• We’re currently investigating an issue related to the forum theme and styling that is impacting page layout and visual formatting. The problem has been identified, and we are actively working on a resolution. There is no impact to user data or functionality, this is strictly a front-end display issue. We’ll post an update once the fix has been deployed. Thanks for your patience while we get this sorted.

Uncorrectable sector count

rumpleforeskin

Senior member
Hi

Had trouble copying a particular file from one of my drives earlier, the transfer would freeze during the copy operation. Running crystal disk info gives me a caution for the drive concerned.



Looks as though the drive has some bad sectors that have not been reallocated?
Assuming the count is static should I be concerned?
Going to copy the data off over night as a precaution.
 
Looks as though the drive has some bad sectors that have not been reallocated?
Assuming the count is static should I be concerned?
Note the pending sector count is the same (71?). That indicates that it's waiting for you to try to write data to those LBAs. Then, assuming it can, the pending will go away (possibly with an increase in reallocated sectors, of ot has to move them).
 
Time to get a new HD, and use this one as a scratch drive.
While it is true that you can keep using this drive, eventually, it will fail on you.
 
Time to get a new HD, and use this one as a scratch drive.
While it is true that you can keep using this drive, eventually, it will fail on you.

They ALL will fail. It's just a matter of when. I've had a WD green that kept working fine for about 3 years of regular use after a reallocation. The other 2 drives that I owned that came up with these errors failed within a matter of weeks/months.
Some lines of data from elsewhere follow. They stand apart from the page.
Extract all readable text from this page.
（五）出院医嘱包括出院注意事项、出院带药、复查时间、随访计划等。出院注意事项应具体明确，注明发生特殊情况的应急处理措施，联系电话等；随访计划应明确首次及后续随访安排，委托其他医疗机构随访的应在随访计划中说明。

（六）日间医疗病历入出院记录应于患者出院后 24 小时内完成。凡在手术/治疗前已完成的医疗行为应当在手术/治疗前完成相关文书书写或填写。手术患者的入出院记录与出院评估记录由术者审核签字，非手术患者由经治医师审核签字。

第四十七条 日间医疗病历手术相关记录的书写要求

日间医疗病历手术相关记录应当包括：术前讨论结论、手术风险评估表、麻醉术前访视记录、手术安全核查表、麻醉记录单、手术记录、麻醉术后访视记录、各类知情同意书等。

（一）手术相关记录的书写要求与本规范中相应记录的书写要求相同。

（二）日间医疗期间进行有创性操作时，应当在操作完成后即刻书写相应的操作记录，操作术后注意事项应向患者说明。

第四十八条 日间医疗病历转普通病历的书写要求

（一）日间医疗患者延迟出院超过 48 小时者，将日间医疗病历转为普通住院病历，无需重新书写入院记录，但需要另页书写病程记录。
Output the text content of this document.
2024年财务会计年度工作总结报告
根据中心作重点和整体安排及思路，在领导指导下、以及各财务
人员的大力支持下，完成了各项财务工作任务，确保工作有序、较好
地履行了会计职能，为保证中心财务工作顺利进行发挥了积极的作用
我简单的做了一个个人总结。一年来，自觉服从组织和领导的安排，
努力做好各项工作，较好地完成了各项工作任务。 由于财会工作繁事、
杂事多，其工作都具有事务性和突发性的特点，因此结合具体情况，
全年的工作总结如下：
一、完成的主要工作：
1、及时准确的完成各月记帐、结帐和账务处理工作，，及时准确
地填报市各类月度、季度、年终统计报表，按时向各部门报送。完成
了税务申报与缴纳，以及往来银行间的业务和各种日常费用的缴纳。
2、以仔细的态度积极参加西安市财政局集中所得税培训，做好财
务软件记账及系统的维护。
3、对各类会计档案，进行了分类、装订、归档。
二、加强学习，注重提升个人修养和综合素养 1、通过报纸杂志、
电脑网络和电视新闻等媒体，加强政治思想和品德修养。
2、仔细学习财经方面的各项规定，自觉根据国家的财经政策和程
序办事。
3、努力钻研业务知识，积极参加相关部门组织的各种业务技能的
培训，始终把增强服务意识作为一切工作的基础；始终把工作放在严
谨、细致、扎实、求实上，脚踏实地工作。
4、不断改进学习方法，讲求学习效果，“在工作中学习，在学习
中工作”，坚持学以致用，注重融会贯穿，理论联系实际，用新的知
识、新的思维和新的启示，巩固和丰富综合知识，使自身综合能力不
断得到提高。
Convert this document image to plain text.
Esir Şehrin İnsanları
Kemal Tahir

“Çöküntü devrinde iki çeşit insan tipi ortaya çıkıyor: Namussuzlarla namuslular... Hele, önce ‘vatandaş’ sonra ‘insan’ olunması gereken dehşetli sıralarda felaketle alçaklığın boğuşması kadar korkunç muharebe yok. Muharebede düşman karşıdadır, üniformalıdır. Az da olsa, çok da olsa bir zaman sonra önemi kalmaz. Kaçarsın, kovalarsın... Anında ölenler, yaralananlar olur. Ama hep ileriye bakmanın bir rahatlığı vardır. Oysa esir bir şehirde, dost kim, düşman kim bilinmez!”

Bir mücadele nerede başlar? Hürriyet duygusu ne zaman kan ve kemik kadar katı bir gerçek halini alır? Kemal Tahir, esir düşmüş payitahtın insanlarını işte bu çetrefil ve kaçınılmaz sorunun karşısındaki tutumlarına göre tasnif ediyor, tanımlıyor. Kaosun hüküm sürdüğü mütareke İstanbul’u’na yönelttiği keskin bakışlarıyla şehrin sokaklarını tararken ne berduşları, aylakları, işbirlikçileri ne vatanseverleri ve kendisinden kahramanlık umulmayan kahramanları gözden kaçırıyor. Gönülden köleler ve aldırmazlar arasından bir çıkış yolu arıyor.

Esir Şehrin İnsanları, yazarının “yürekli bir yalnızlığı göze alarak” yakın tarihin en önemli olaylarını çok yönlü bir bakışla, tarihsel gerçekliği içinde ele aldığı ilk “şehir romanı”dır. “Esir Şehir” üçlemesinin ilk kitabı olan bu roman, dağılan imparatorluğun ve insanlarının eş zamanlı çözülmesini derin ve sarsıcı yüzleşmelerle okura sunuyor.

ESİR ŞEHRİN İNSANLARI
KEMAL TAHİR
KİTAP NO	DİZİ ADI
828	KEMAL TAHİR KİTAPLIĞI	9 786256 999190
Like Elixer said, it doesn't make them completely unusable, they just shouldn't be trusted with any critical storage. In situations like this, I check to make sure the reallocation of sectors goes smoothly. If it does then I usually move the drive out of normal use and stick them in an enclosure for mobile use, relegate them to doing backups of the "healthier" drives or like he said, use them as a scratch drive.
 
I have copied all the data off as a precaution, as the drive is still within its warranty period I will apply to RMA it. Though it will have to wait a couple of weeks as I will not be in to receive the replacement until the new year.

If it fails in the mean time I now have nothing to lose.
 
Years back I have fixed bad sectors using Spinrite but them drives had much smaller volumes and I imagine it would take forever to complete a Spinrite session on these new large volume HDD's.

Sometimes bad sectors are not necessarily damaged but is an unreadable Trojan that is corruped data and can't even be deleted.

Running Checkdisk within Windows can isolate bad sectors but only while mounted on that system.

I have isolated and partitioned around bad sectors on a HDD and labeled it Bad Sectors to remind me not to write to that area

A Disk Management Tool like Sea Tools operates very much like Spinrite but Spinrite is much more intense and time consuming.

I would copy all saveable data off the HDD, attempt a format that usually failed then bust the drive with Delpart.EXE, run Spinrite then repartition the drive and unconditional format. If successful attempt to use the drive - If not , toss the drive.